И, не дожидаясь ответа, совершает безумство: засовывает кусок хлеба в тостер. Мои глаза расширяются от ужаса. Я привычно затыкаю уши. В нашем доме все знают, что будет дальше. Сначала вспыхнет молния и вырубятся пробки, потом тостер испустит дым и, наконец, выплюнет на стол кусок угля.
Однако в этот раз ничего подобного не происходит. Отец протягивает мне аппетитный тост с золотистой корочкой, и я не верю своим глазам.
– Ты его починил, – говорю я ошарашенно.
– Ну да! Всего и делов-то! – отвечает он, почесывая подбородок. – Приятного аппетита, парень!
Папа, похоже, очень горд собой. Он важно поднимает указательный палец.
– И это еще не все! – объявляет он.
В три прыжка он подскакивает к мойке. Закатив глаза, словно фокусник, достающий кролика из цилиндра, он поворачивает кран, и… о, чудо! Вода льется прямо в мойку. Это невероятно! Обычно струя из крана капризна и непредсказуема и бьет куда угодно – в лицо, в стену или в пол, обрызгивая все вокруг. Я подхожу поближе, чтобы убедиться, что это не фокус.
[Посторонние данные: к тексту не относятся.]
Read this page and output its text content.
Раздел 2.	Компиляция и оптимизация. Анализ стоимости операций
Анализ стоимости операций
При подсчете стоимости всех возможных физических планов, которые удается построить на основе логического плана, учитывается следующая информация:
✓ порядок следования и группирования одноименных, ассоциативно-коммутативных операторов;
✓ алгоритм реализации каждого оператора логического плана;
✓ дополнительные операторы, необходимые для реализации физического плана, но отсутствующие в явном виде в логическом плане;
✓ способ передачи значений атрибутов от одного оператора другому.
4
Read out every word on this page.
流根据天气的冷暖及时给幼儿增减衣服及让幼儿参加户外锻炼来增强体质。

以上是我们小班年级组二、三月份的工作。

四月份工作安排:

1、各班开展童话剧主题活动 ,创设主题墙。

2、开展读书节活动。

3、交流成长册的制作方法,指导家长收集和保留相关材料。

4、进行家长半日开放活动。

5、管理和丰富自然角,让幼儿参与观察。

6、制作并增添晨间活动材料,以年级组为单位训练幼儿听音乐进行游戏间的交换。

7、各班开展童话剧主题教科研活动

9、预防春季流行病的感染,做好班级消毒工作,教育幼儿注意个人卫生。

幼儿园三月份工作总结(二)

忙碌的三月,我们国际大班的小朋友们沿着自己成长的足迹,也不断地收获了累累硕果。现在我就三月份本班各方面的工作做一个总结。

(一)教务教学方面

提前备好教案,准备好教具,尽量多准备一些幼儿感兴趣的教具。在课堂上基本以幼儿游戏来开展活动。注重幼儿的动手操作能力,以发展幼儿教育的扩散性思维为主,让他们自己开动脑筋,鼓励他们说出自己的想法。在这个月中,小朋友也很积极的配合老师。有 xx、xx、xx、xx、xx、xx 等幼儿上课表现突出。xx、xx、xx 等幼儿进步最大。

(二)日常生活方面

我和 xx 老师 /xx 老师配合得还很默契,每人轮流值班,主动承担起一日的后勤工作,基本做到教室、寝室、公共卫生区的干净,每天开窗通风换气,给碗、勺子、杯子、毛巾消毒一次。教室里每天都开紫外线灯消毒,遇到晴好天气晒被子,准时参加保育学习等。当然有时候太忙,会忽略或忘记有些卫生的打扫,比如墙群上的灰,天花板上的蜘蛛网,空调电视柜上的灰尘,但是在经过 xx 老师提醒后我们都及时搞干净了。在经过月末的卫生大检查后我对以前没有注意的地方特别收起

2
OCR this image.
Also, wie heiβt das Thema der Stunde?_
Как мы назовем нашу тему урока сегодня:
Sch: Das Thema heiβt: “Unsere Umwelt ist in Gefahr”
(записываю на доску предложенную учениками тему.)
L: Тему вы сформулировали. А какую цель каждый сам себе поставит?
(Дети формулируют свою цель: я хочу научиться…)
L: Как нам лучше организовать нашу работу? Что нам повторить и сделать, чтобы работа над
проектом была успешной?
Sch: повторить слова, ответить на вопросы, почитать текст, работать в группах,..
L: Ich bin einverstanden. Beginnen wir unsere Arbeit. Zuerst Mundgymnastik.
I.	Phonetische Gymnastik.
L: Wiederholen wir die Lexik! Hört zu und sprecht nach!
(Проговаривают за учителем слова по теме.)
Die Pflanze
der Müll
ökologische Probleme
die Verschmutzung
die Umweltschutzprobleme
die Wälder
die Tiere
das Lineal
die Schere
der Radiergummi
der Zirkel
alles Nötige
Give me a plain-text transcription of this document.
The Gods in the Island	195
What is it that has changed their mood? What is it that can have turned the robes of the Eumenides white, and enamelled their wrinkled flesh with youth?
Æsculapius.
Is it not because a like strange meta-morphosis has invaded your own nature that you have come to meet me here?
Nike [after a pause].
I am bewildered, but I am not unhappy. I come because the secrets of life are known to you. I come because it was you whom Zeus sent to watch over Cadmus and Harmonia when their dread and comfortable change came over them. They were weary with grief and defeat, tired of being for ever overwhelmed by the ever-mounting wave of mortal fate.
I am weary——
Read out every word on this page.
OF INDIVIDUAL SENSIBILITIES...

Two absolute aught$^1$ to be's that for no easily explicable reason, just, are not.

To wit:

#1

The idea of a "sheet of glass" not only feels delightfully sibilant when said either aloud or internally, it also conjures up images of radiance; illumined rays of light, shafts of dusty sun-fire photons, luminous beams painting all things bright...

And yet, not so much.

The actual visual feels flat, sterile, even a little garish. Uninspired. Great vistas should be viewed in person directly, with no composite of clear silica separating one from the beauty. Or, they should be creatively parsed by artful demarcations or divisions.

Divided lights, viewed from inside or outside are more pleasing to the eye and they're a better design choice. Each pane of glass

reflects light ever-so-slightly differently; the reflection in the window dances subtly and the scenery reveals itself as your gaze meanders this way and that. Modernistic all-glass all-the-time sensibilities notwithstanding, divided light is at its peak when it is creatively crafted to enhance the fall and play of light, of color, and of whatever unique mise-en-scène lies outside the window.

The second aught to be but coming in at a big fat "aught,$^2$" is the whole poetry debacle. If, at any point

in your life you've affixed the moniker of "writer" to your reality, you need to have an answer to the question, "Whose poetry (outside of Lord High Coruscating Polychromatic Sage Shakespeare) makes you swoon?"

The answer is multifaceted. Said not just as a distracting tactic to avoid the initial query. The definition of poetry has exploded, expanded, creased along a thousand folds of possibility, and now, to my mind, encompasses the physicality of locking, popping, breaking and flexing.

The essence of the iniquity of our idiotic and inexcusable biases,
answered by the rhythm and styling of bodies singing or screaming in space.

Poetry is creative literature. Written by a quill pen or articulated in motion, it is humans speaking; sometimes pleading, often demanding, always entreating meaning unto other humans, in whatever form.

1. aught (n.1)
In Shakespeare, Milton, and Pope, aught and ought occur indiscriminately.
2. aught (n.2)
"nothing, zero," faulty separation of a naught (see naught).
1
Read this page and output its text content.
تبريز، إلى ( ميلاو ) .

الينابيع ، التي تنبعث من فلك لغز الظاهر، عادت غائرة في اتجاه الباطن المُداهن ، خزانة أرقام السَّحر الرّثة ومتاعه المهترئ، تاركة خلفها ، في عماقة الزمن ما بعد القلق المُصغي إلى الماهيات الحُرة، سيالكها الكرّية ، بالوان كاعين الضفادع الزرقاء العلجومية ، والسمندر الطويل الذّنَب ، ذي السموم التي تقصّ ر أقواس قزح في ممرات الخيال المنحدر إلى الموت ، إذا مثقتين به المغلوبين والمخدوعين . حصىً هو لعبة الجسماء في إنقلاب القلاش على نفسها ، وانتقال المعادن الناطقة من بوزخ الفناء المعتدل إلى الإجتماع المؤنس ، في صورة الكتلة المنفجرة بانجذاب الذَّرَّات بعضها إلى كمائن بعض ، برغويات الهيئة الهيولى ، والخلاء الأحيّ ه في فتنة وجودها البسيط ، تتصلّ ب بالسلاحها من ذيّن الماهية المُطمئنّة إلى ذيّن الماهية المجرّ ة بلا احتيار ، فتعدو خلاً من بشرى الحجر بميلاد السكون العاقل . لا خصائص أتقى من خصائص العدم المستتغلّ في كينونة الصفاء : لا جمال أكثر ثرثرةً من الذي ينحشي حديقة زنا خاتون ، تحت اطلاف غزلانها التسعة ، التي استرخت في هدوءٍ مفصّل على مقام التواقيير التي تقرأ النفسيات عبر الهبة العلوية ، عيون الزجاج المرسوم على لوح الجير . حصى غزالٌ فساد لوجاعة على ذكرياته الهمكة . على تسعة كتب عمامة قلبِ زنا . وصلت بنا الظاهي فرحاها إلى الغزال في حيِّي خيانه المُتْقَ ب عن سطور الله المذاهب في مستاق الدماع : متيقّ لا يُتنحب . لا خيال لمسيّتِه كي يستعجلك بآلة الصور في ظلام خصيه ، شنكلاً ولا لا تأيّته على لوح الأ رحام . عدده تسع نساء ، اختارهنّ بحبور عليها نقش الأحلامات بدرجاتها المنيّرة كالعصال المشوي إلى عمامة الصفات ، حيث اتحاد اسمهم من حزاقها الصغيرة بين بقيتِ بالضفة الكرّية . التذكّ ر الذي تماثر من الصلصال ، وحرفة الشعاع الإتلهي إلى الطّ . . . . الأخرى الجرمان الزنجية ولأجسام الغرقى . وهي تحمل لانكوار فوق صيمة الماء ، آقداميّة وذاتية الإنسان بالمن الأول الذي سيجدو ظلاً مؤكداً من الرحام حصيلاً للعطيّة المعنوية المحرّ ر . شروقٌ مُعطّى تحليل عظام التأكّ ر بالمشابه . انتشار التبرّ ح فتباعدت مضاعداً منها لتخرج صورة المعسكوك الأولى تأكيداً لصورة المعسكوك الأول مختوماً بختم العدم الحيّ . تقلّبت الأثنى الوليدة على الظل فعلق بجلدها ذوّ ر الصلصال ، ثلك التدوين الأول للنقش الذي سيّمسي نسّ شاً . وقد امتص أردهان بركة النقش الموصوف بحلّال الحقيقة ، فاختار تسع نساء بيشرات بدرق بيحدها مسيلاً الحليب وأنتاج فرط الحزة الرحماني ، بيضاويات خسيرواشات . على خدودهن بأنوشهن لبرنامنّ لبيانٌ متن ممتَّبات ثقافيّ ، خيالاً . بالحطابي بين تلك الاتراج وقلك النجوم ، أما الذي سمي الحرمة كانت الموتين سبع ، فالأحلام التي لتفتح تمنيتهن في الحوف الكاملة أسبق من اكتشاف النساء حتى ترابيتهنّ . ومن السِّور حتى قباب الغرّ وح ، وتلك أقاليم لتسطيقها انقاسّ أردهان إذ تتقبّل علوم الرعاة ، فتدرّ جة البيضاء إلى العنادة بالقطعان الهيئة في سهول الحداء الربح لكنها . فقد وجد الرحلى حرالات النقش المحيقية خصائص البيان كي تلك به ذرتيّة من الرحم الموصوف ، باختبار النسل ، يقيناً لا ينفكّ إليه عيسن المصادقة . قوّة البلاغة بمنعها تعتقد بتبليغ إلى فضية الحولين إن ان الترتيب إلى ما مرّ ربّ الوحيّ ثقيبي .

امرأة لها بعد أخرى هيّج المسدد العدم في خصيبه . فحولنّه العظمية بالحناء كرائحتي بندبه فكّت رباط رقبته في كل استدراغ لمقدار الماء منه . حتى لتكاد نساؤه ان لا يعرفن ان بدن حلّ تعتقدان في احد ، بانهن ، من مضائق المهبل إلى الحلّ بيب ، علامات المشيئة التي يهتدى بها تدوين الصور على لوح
– Немного почистил – и вуаля! – торжествует отец.
В полном восторге я собираюсь поаплодировать этому невероятному представлению, но папа вновь срывается с места. Вприпрыжку, как кенгуру, он подскакивает к туалету, открывает дверь, закрывает, открывает, закрывает – пять, шесть раз подряд. Я ничего не понимаю. Тогда папа постукивает указательным пальцем себе по уху, намекая, что я должен что-то слышать. Эврика! Дверь больше не скрипит.
– Ты смазал петли, – догадываюсь я.
– Нет, я натер их мылом. Так делала моя бабушка…
Он тащит меня за собой в гостиную и демонстрирует повешенный над дверью балкона карниз для штор. А в коридоре меня ждет еще одно чудо. Папа нажимает выключатель, и светильник на потолке вспыхивает ярким светом!
– Ты поменял лампочку…
– Видишь, что бывает, когда за дело берется твой отец? Это тебе не шутки!
Я не знаю, что сказать. Это буйство мастерства на все руки меня и удивляет, и настораживает. Боюсь, все это неспроста, но я не знаю пока, в чем дело.
– Просто супер, папа! – говорю я и возвращаюсь на кухню, к моему горячему шоколаду и поджаренному хлебу.
Папа идет за мной, беззаботно насвистывая. Он садится напротив, протягивает руку и включает радио. Раздается треск, а затем слышится голос ведущего: «Стефани! Вы наш специальный корреспондент в Будапеште. Расскажите, что происходит на Дунае? Что случилось с дунайской рыбой? Что это за таинственная история?»
Слова «Дунай» и «рыба» заставляют меня прислушаться.
«Дунайский окунь не относится к вымирающим видам, – серьезным тоном начинает молодой женский голос. – Но в настоящий момент можно сказать, что он полностью исчез! Еще вчера эта рыба из семейства окуневых прекрасно себя чувствовала во всей Европе. Внезапно вид был поражен таинственным вирусом, и теперь он полностью уничтожен. По мнению специалистов, с которыми нам удалось поговорить, болезнь атаковала мозг рыбы. Окуни сошли с ума и начали пожирать друг друга, пока не осталось ни одного. Из соображений безопасности все запасы дунайского окуня были изъяты из магазинов. Всех, у кого эта рыба еще хранится в холодильниках или морозильных камерах, призывают немедленно от нее избавиться».
Ведущий вновь берет слово. «Спасибо, Стефани! – говорит он. – Вы правы, лучше перестраховаться. Нельзя допустить, чтобы рыбный вирус заразил человека и тот тоже стал… каннибалом».
Я встаю. Я потрясен. Как это возможно, чтобы ластик уничтожил всех окуней на планете? У меня кружится голова. Пошатываясь, я бреду в ванную.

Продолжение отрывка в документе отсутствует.